The Artist and the Model (2013)

Content by Tony Macklin. Originally published on February 18, 2014 @ tonymacklin.net.

Four months ago, on October 9, 2013, film critic Stanley Kauffmann died in New York City. He was 97.

A month later on November 8, The New Republic published Kauffmann's three final reviews. One was his positive assessment of The Artist and the Model (El artista y la modelo). It's remarkable that Kauffmann wrote the review when he was 97. [This isn't Shattered Glass, is it?] It is a fitting capstone for his phenomenal career.

In the fall of 1962 I interviewed Kauffmann for Film Heritage. I became friends with Stanley and his wife Laura. He gave my daughter a smooth pink stone.

Stanley Kauffmann knew film could be an art form - "Film to me is another art." He was the critic who wrote the best criticism about film acting. That was his special gift.

In his review of The Artist and the Model, Stanley writes that Jean Rochefort, who plays the main character, "has been enhancing French films for decades." Kauffmann comments with a certain wryness, "Seeing Rochefort again reminds us that some film worlds treasure their veterans."

And then Kauffmann makes a meaningful statement about the film's ending, "The sudden finish almost seems meant to make it our responsibility to comprehend the whole."

It's a worthy idea, and offers a beguiling challenge.

Kauffmann - like all great critics - was an educator. He guided his readers down potentially fruitful paths. But he knew they had to be responsible for comprehension. He could only shine light; they had to see for themselves. However, audiences often are drawn more to noise than light.

The Artist and the Model is a French-language film in black-and-white. It has no musical score (take that, Clooney!).

It's a luminous exploration into art and the human condition. The Artist and the Model is the story of Marc Cros (Jean Rochefort), a famous, elderly sculptor, who has become somewhat moribund. He lives with his wife (Claudia Cardinale) and maid (Chus Lampreave) in the rural south of occupied France in 1943 as the war is shifting.

His wife and the maid bring Merce (Aida Folch) a young Spanish refugee home with them, to model for the sculptor. The film explores the artistic sensibility as Cros - falteringly and willfully - tries to find his truth in Merce. He does charcoal sketches - "I have sketches galore" -, an oil painting of Merce standing in water, and figures of clay, prior to the ultimate goal of marble.

Director Fernando Trueba, with first-time head cinematographer Daniel Vilar, creates a palette of light. Light and motion make color superfluous. Shafts of light intoxicate.

Cros sits in various places with light striking him in different ways. When Merce makes a return and stands before him, then moves aside, the light shines brightly on the full face of Cros.

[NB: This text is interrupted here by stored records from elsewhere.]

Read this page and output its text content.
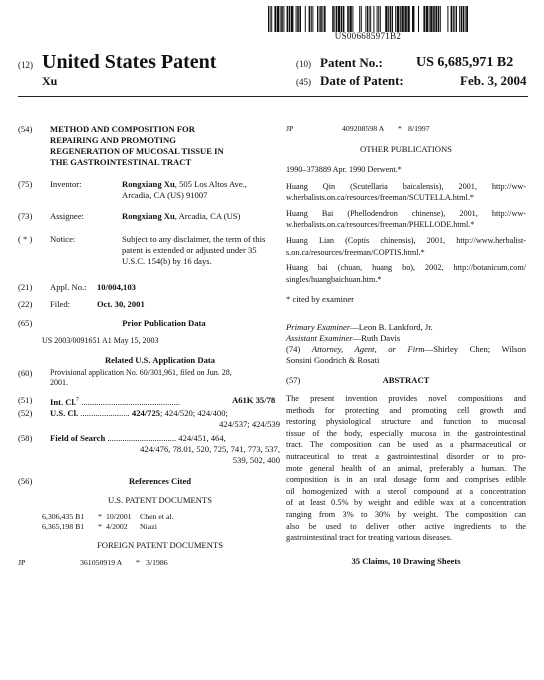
US006685971B2
(12) United States Patent
Xu
(10) Patent No.: US 6,685,971 B2
(45) Date of Patent:	Feb. 3, 2004
(54) METHOD AND COMPOSITION FOR
REPAIRING AND PROMOTING
REGENERATION OF MUCOSAL TISSUE IN
THE GASTROINTESTINAL TRACT
(75) Inventor:	Rongxiang Xu, 505 Los Altos Ave.,
Arcadia, CA (US) 91007
(73) Assignee:	Rongxiang Xu, Arcadia, CA (US)
( * ) Notice:	Subject to any disclaimer, the term of this
patent is extended or adjusted under 35
U.S.C. 154(b) by 16 days.
(21) Appl. No.: 10/004,103
(22) Filed:	Oct. 30, 2001
(65)	Prior Publication Data
US 2003/0091651 A1 May 15, 2003
Related U.S. Application Data
(60) Provisional application No. 60/301,961, filed on Jun. 28,
2001.
(51) Int. Cl.$^7$ ..............................................	A61K 35/78
(52) U.S. Cl. ....................... 424/725; 424/520; 424/400;
424/537; 424/539
(58) Field of Search ................................ 424/451, 464,
424/476, 78.01, 520, 725, 741, 773, 537,
539, 502, 400
(56)	References Cited
U.S. PATENT DOCUMENTS
6,306,435 B1 * 10/2001 Chen et al.
6,365,198 B1 * 4/2002 Niazi
FOREIGN PATENT DOCUMENTS
JP	361050919 A * 3/1986
JP	409208598 A * 8/1997
OTHER PUBLICATIONS
1990–373889 Apr. 1990 Derwent.*
Huang Qin (Scutellaria baicalensis), 2001, http://ww-
w.herbalists.on.ca/resources/freeman/SCUTELLA.html.*
Huang Bai (Phellodendron chinense), 2001, http://ww-
w.herbalists.on.ca/resources/freeman/PHELLODE.html.*
Huang Lian (Coptis chinensis), 2001, http://www.herbalist-
s.on.ca/resources/freeman/COPTIS.html.*
Huang bai (chuan, huang bo), 2002, http://botanicum.com/
singles/huangbaichuan.htm.*
* cited by examiner
Primary Examiner—Leon B. Lankford, Jr.
Assistant Examiner—Ruth Davis
(74) Attorney, Agent, or Firm—Shirley Chen; Wilson
Sonsini Goodrich & Rosati
(57)	ABSTRACT
The present invention provides novel compositions and
methods for protecting and promoting cell growth and
restoring physiological structure and function to mucosal
tissue of the body, especially mucosa in the gastrointestinal
tract. The composition can be used as a pharmaceutical or
nutraceutical to treat a gastrointestinal disorder or to pro-
mote general health of an animal, preferably a human. The
composition is in an oral dosage form and comprises edible
oil homogenized with a sterol compound at a concentration
of at least 0.5% by weight and edible wax at a concentration
ranging from 3% to 30% by weight. The composition can
also be used to deliver other active ingredients to the
gastrointestinal tract for treating various diseases.
35 Claims, 10 Drawing Sheets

When Merce swims, the light glistens and dances. Water dapples and ripples. When Merce poses and effects different positions, the light fondles her. The ultimate statue is a vision in light. But is it motionless?

Motion may give light life. Cros sits at a café watching walking legs. He sees women's bare legs and soldiers' boots coming the other way. Later, is an erection motion or motionless? Breeze moves bushes and trees, and Merce's hair. Birds soar and scatter.

Nature is one of the main characters in Trueba's film. He and co-screenwriter Jean-Claude Carriere emphasize nature. Cros says, "You can't invent this light." He is drawn to it, "Even the light moves." And he is frustrated, "How do you capture all that?"

He knows how formidable nature is. As Cros tells Merce, "We can consult nature." He says that women are "an emanation straight from nature." Cros declares, "Nature triumphs ... always."

But there's an ominous irony, "Perfection is deadly."

Cros, like Trueba and Kauffmann, says, "Learn to look at things. With attention." Cros shows Merce a small drawing by Rembrandt of a child and a woman in a group. "You can feel her attention on the child."

Merce is moved to analyze the drawing. She learns from Cros.

Cros says, "It's a masterpiece with no pretentions about being a masterpiece." The drawing represents what Cros is searching for. Rembrandt found it. "It's the idea ... he had the idea."

And Cros is in pursuit of the idea. He is fervent but unsatisfied. And then he discovers it...accidentally.

The cast ably portrays the characters. Rochefort is wonderful as the human embodiment of the fallible artist. Aida Folch is engaging as the country girl with a raucous laugh who becomes the muse. And Claudia Cardinale is convincing as the earthy wife who realizes that her husband needs a young model.

I thought of Stanley and his pink stone as I wrote the review about the film.

In The Artist and the Model, art prevails.